11 thoughts on “IT (and not that Stephen King creepy clown, either)

  1. I don’t know about any other MLIS students, but I’m fairly certain I could handle both ends. Though I do think that geek literacy is important for librarians, because geeks love libraries. I don’t think some IT skills are too much to ask of anyone these days, especially librarians. It’s the 21st century after all. 😛

  2. Agree with Collin about the “super librarian.” While my IT skills are lacking to say the least, it is an area that I know I need to focus my education on.

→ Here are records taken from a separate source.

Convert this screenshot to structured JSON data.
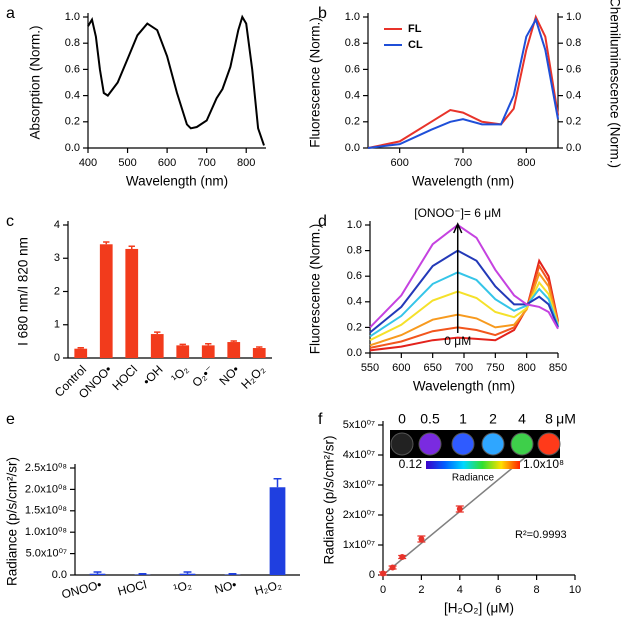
{
  "chart_data": [
    {
      "type": "line",
      "panel": "a",
      "xlabel": "Wavelength (nm)",
      "ylabel": "Absorption (Norm.)",
      "x": [
        400,
        410,
        420,
        430,
        440,
        450,
        475,
        500,
        525,
        550,
        575,
        600,
        625,
        650,
        660,
        675,
        700,
        725,
        740,
        760,
        780,
        790,
        800,
        815,
        830,
        845
      ],
      "series": [
        {
          "color": "#000000",
          "values": [
            0.93,
            0.98,
            0.85,
            0.6,
            0.42,
            0.4,
            0.5,
            0.68,
            0.86,
            0.95,
            0.9,
            0.7,
            0.42,
            0.18,
            0.15,
            0.16,
            0.21,
            0.38,
            0.45,
            0.62,
            0.9,
            1.0,
            0.95,
            0.6,
            0.15,
            0.02
          ]
        }
      ],
      "xlim": [
        400,
        850
      ],
      "xticks": [
        400,
        500,
        600,
        700,
        800
      ],
      "ylim": [
        0,
        1
      ],
      "yticks": [
        {
          "value": 0,
          "label": "0.0"
        },
        0.2,
        0.4,
        0.6,
        0.8,
        {
          "value": 1,
          "label": "1.0"
        }
      ]
    },
    {
      "type": "line",
      "panel": "b",
      "xlabel": "Wavelength (nm)",
      "ylabel": "Fluorescence (Norm.)",
      "y2label": "Chemiluminescence (Norm.)",
      "x": [
        550,
        600,
        650,
        680,
        700,
        730,
        760,
        780,
        800,
        815,
        830,
        850
      ],
      "series": [
        {
          "name": "FL",
          "color": "#e8332a",
          "values": [
            0.0,
            0.05,
            0.2,
            0.29,
            0.27,
            0.2,
            0.18,
            0.3,
            0.75,
            1.0,
            0.85,
            0.25
          ]
        },
        {
          "name": "CL",
          "color": "#1f4fd8",
          "values": [
            0.0,
            0.03,
            0.14,
            0.2,
            0.22,
            0.18,
            0.18,
            0.4,
            0.85,
            0.98,
            0.75,
            0.22
          ],
          "axis": "y2"
        }
      ],
      "legend": "upper left",
      "xlim": [
        550,
        850
      ],
      "xticks": [
        600,
        700,
        800
      ],
      "ylim": [
        0,
        1
      ],
      "yticks": [
        {
          "value": 0,
          "label": "0.0"
        },
        0.2,
        0.4,
        0.6,
        0.8,
        {
          "value": 1,
          "label": "1.0"
        }
      ],
      "y2lim": [
        0,
        1
      ],
      "y2ticks": [
        {
          "value": 0,
          "label": "0.0"
        },
        0.2,
        0.4,
        0.6,
        0.8,
        {
          "value": 1,
          "label": "1.0"
        }
      ]
    },
    {
      "type": "bar",
      "panel": "c",
      "ylabel": "I 680 nm/I 820 nm",
      "color": "#f23b1c",
      "categories": [
        "Control",
        "ONOO•",
        "HOCl",
        "•OH",
        "¹O₂",
        "O₂•⁻",
        "NO•",
        "H₂O₂"
      ],
      "values": [
        0.28,
        3.42,
        3.28,
        0.72,
        0.38,
        0.38,
        0.48,
        0.3
      ],
      "errors": [
        0.03,
        0.07,
        0.08,
        0.06,
        0.03,
        0.05,
        0.03,
        0.03
      ],
      "ylim": [
        0,
        4
      ],
      "yticks": [
        0,
        1,
        2,
        3,
        4
      ]
    },
    {
      "type": "line",
      "panel": "d",
      "xlabel": "Wavelength (nm)",
      "ylabel": "Fluorescence (Norm.)",
      "annotations": [
        "[ONOO⁻]= 6 μM",
        "0 μM"
      ],
      "x": [
        550,
        600,
        650,
        690,
        720,
        750,
        780,
        800,
        820,
        835,
        850
      ],
      "series": [
        {
          "color": "#e3221c",
          "values": [
            0.02,
            0.05,
            0.1,
            0.12,
            0.11,
            0.1,
            0.18,
            0.35,
            0.72,
            0.6,
            0.25
          ]
        },
        {
          "color": "#f2561d",
          "values": [
            0.04,
            0.09,
            0.17,
            0.2,
            0.18,
            0.14,
            0.2,
            0.35,
            0.68,
            0.56,
            0.24
          ]
        },
        {
          "color": "#f79a1e",
          "values": [
            0.06,
            0.14,
            0.26,
            0.3,
            0.27,
            0.2,
            0.22,
            0.34,
            0.62,
            0.52,
            0.23
          ]
        },
        {
          "color": "#f5e12a",
          "values": [
            0.1,
            0.22,
            0.41,
            0.48,
            0.43,
            0.32,
            0.28,
            0.35,
            0.55,
            0.46,
            0.22
          ]
        },
        {
          "color": "#35c5e8",
          "values": [
            0.13,
            0.29,
            0.54,
            0.63,
            0.57,
            0.42,
            0.33,
            0.37,
            0.5,
            0.42,
            0.21
          ]
        },
        {
          "color": "#2339b8",
          "values": [
            0.16,
            0.36,
            0.68,
            0.8,
            0.72,
            0.52,
            0.38,
            0.38,
            0.44,
            0.38,
            0.2
          ]
        },
        {
          "color": "#c542e0",
          "values": [
            0.2,
            0.45,
            0.85,
            1.0,
            0.9,
            0.65,
            0.45,
            0.38,
            0.36,
            0.32,
            0.19
          ]
        }
      ],
      "xlim": [
        550,
        850
      ],
      "xticks": [
        550,
        600,
        650,
        700,
        750,
        800,
        850
      ],
      "ylim": [
        0,
        1
      ],
      "yticks": [
        {
          "value": 0,
          "label": "0.0"
        },
        0.2,
        0.4,
        0.6,
        0.8,
        {
          "value": 1,
          "label": "1.0"
        }
      ]
    },
    {
      "type": "bar",
      "panel": "e",
      "ylabel": "Radiance (p/s/cm²/sr)",
      "color": "#1f3fe0",
      "categories": [
        "ONOO•",
        "HOCl",
        "¹O₂",
        "NO•",
        "H₂O₂"
      ],
      "values": [
        3000000,
        1000000,
        3000000,
        1000000,
        205000000
      ],
      "errors": [
        4000000,
        2000000,
        4000000,
        2000000,
        20000000
      ],
      "ylim": [
        0,
        250000000
      ],
      "yticks": [
        {
          "value": 0,
          "label": "0.0"
        },
        {
          "value": 50000000,
          "label": "5.0x10⁰⁷"
        },
        {
          "value": 100000000,
          "label": "1.0x10⁰⁸"
        },
        {
          "value": 150000000,
          "label": "1.5x10⁰⁸"
        },
        {
          "value": 200000000,
          "label": "2.0x10⁰⁸"
        },
        {
          "value": 250000000,
          "label": "2.5x10⁰⁸"
        }
      ]
    },
    {
      "type": "scatter",
      "panel": "f",
      "xlabel": "[H₂O₂] (μM)",
      "ylabel": "Radiance (p/s/cm²/sr)",
      "color": "#e8332a",
      "annotations": [
        "R²=0.9993"
      ],
      "x": [
        0,
        0.5,
        1,
        2,
        4,
        8
      ],
      "values": [
        500000,
        2500000,
        6000000,
        12000000,
        22000000,
        43000000
      ],
      "errors": [
        500000,
        500000,
        500000,
        1000000,
        1000000,
        800000
      ],
      "lines": [
        {
          "color": "#808080",
          "x": [
            0,
            8.5
          ],
          "values": [
            0,
            45000000
          ]
        }
      ],
      "inset": {
        "labels": [
          "0",
          "0.5",
          "1",
          "2",
          "4",
          "8"
        ],
        "unit": "μM",
        "colorbar_min": "0.12",
        "colorbar_max": "1.0x10⁸",
        "colorbar_label": "Radiance"
      },
      "xlim": [
        0,
        10
      ],
      "xticks": [
        0,
        2,
        4,
        6,
        8,
        10
      ],
      "ylim": [
        0,
        50000000
      ],
      "yticks": [
        0,
        {
          "value": 10000000,
          "label": "1x10⁰⁷"
        },
        {
          "value": 20000000,
          "label": "2x10⁰⁷"
        },
        {
          "value": 30000000,
          "label": "3x10⁰⁷"
        },
        {
          "value": 40000000,
          "label": "4x10⁰⁷"
        },
        {
          "value": 50000000,
          "label": "5x10⁰⁷"
        }
      ]
    }
  ]
}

Is it too much to ask that librarians are walking fusions of reference and IT? Librarians need to have the IT know-how combined with the traditional reference problem solving mentality and the more modern customer service mentality.

  3. Well, librarianship has been suffering from a false dichotomy for years: the “access services” vs. “technical services” divide has led to librarians being pigeonholed into one type of service or another. So we have librarians sticking to reference because “I’m not a computer person,” and librarians mouldering back in cataloging because “I like books, not people.”

    • Excellent point! I was shocked when I spoke with a young, recent (December 2010) graduate of library school who has been told in no uncertain terms to choose either public services or technical services and plan a career accordingly. That’s just crazy talk, IMHO. While it’s true that the divide still exists that doesn’t mean it should, and it doesn’t mean that that particular distinction should still be important.

      • I am a December 2010 library school graduate (thought not the one Bonnie mentions), and though I have not been told this directly, I can see a bit of the either/or happening in the field. I currently work in a nonprofit organization’s special library, and I like to think I’m pretty well-rounded. In fact, one of the reasons I pursued librarianship in the first place is because I thought it would be a good way to combine my various interests and talents.

        However, being a generalist is not always what it’s cracked up to be, either. Should I start looking for a new job, I suspect my tech savvy isn’t quite at the level of most “systems librarian” postings, and my reference savvy is not on-par with the demands of strictly “reference librarian” positions. I think I could handle either type of job fairly well, but would probably rather be in a position that combines a little of both, like the aforementioned “super librarian.”

        • Just a word of encouragement – if you’re missing one of the tech skills that they want, apply anyway if you feel you can honestly say that you can teach yourself as you go. Technologies change, and people need to change with them. I’d rather hire someone who can learn today’s technology because they’ll be able to learn tomorrow’s, too. If you know today’s technology because you were formally taught, that will soon be yesterday’s technology, and paying for you to go back to school every time something new comes along doesn’t appeal.

          Ok, that was more than a word, but you get the picture.

          • That’s really good to hear! I do pride myself on being a pretty quick study, and am mostly self-taught when it comes to technology. My tendency is to learn the technologies that will best help me solve problems and make life easier (for me, our customers, etc). Along the way, I’ve built up a pretty good knowledge base, but perhaps the best thing I have going is my willingness to learn and experiment. I’m 29, so while I’m not technically a digital native, I have no fear of technology. I really do think librarians will be better off if they know a little geek as a second language!

  4. I visited an academic library recently where only student assistants sat at circulation and reference. The reference librarians stayed in their offices. However, they were reserved for one-on-one appointments available via the library homepage, which were very popular. I think as long as we still make librarians easily accessible, it might not be the end of the world if they aren’t sitting at the front desk(s).

    • Actually, I’ve found that reference librarians have great input when it comes to making things like OPACs and other technical interfaces usable and accessible. Having them “in the back” and available by appointment might free them up to work with tech services and geeks for a good integrative library service.